Le bilan de la catastrophe ne cesse de s’alourdir : selon les dernières données disponibles, on dénombre au moins 469 morts au Népal, tandis que plus de 1 500 personnes sont portées disparues sur le territoire népalais et au Tibet. Les autorités mettent également en garde contre le risque de nouvelles inondations dues à la formation d’un lac en amont, causée par l’accumulation de débris.
« Parmi les personnes portées disparues, on compte des habitants de la région, des pèlerins et des touristes », rapporte le père Bogati. « Nous craignons que certains catholiques qui travaillaient dans ces zones aient également été emportés par les eaux. Aucune église catholique n’a été touchée par les inondations », précise-t-il.
« Caritas Népal est déjà sur le terrain et s’efforce de porter secours aux victimes », informe-t-il. « Nous sommes déjà sur le terrain », réaffirme-t-il. Le réseau de Caritas Népal, qui œuvre à travers des programmes consacrés à la gestion des urgences, à la santé et au soutien des communautés vulnérables, est mobilisé pour venir en aide aux populations touchées. « Nous prions et nous travaillons pour que les personnes touchées puissent recevoir l’aide dont elles ont besoin », conclut-il.

Les opérations de secours se poursuivent dans les zones les plus dévastées.

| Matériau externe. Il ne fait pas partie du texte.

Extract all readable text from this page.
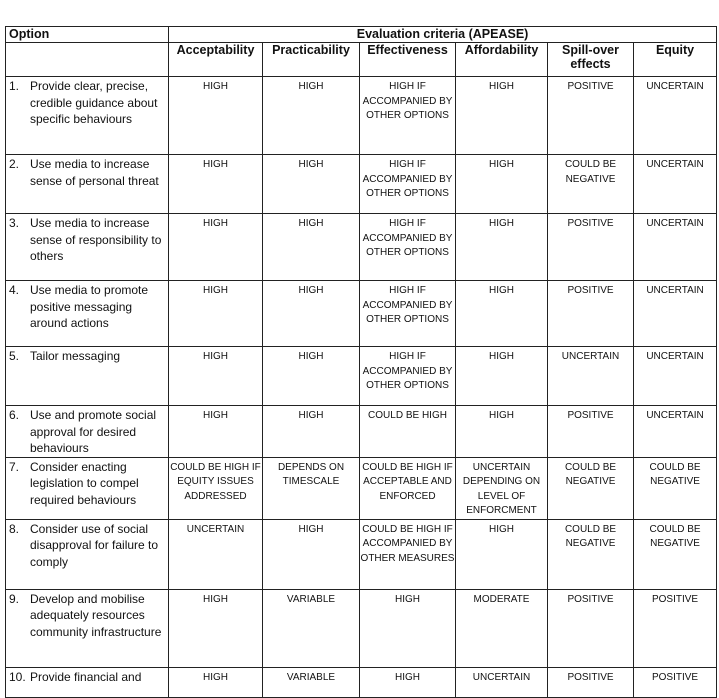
Option	Evaluation criteria (APEASE)					
	Acceptability	Practicability	Effectiveness	Affordability	Spill-over effects	Equity

1. Provide clear, precise, credible guidance about specific behaviours	HIGH	HIGH	HIGH IF ACCOMPANIED BY OTHER OPTIONS	HIGH	POSITIVE	UNCERTAIN

2. Use media to increase sense of personal threat	HIGH	HIGH	HIGH IF ACCOMPANIED BY OTHER OPTIONS	HIGH	COULD BE NEGATIVE	UNCERTAIN

3. Use media to increase sense of responsibility to others	HIGH	HIGH	HIGH IF ACCOMPANIED BY OTHER OPTIONS	HIGH	POSITIVE	UNCERTAIN

4. Use media to promote positive messaging around actions	HIGH	HIGH	HIGH IF ACCOMPANIED BY OTHER OPTIONS	HIGH	POSITIVE	UNCERTAIN

5. Tailor messaging	HIGH	HIGH	HIGH IF ACCOMPANIED BY OTHER OPTIONS	HIGH	UNCERTAIN	UNCERTAIN

6. Use and promote social approval for desired behaviours	HIGH	HIGH	COULD BE HIGH	HIGH	POSITIVE	UNCERTAIN

7. Consider enacting legislation to compel required behaviours	COULD BE HIGH IF EQUITY ISSUES ADDRESSED	DEPENDS ON TIMESCALE	COULD BE HIGH IF ACCEPTABLE AND ENFORCED	UNCERTAIN DEPENDING ON LEVEL OF ENFORCMENT	COULD BE NEGATIVE	COULD BE NEGATIVE

8. Consider use of social disapproval for failure to comply	UNCERTAIN	HIGH	COULD BE HIGH IF ACCOMPANIED BY OTHER MEASURES	HIGH	COULD BE NEGATIVE	COULD BE NEGATIVE

9. Develop and mobilise adequately resources community infrastructure	HIGH	VARIABLE	HIGH	MODERATE	POSITIVE	POSITIVE

10. Provide financial and	HIGH	VARIABLE	HIGH	UNCERTAIN	POSITIVE	POSITIVE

Les autorités népalaises ont mobilisé l'armée, la police, des hélicoptères et des équipes spécialisées pour rechercher les personnes portées disparues et acheminer de l'aide aux communautés restées isolées. La destruction des routes et des ponts rend toutefois particulièrement difficiles les liaisons avec certaines des localités touchées. Le gouvernement népalais a par ailleurs mis en place une cellule d'urgence chargée de coordonner les recherches et d'apporter une assistance aux ressortissants étrangers touchés par la tragédie.

Le sort de nombreux pèlerins étrangers qui se trouvaient dans la région, en route vers le mont Kailash et le lac Mansarovar, au Tibet, ou en retour de ces lieux, est dramatique. Le Kailash est considéré comme sacré par plusieurs traditions religieuses asiatiques : pour les hindous, il est associé à la demeure de Shiva et de Parvati, tandis que dans le bouddhisme tibétain, il est identifié au mont Meru, centre symbolique de l’univers. Le pèlerinage autour de la montagne, long d’environ 52 kilomètres, s’effectue normalement en trois jours et représente pour de nombreux fidèles un chemin de prière, de purification et de renouveau spirituel. Selon les données diffusées par les autorités, parmi les personnes portées disparues figurent des pèlerins et des touristes indiens, américains, australiens, britanniques, canadiens, ukrainiens et d’autres pays. La tragédie a frappé l’une des principales voies de communication entre Katmandou et le Tibet, ainsi que l’un des itinéraires empruntés par les pèlerins se rendant au Kailash.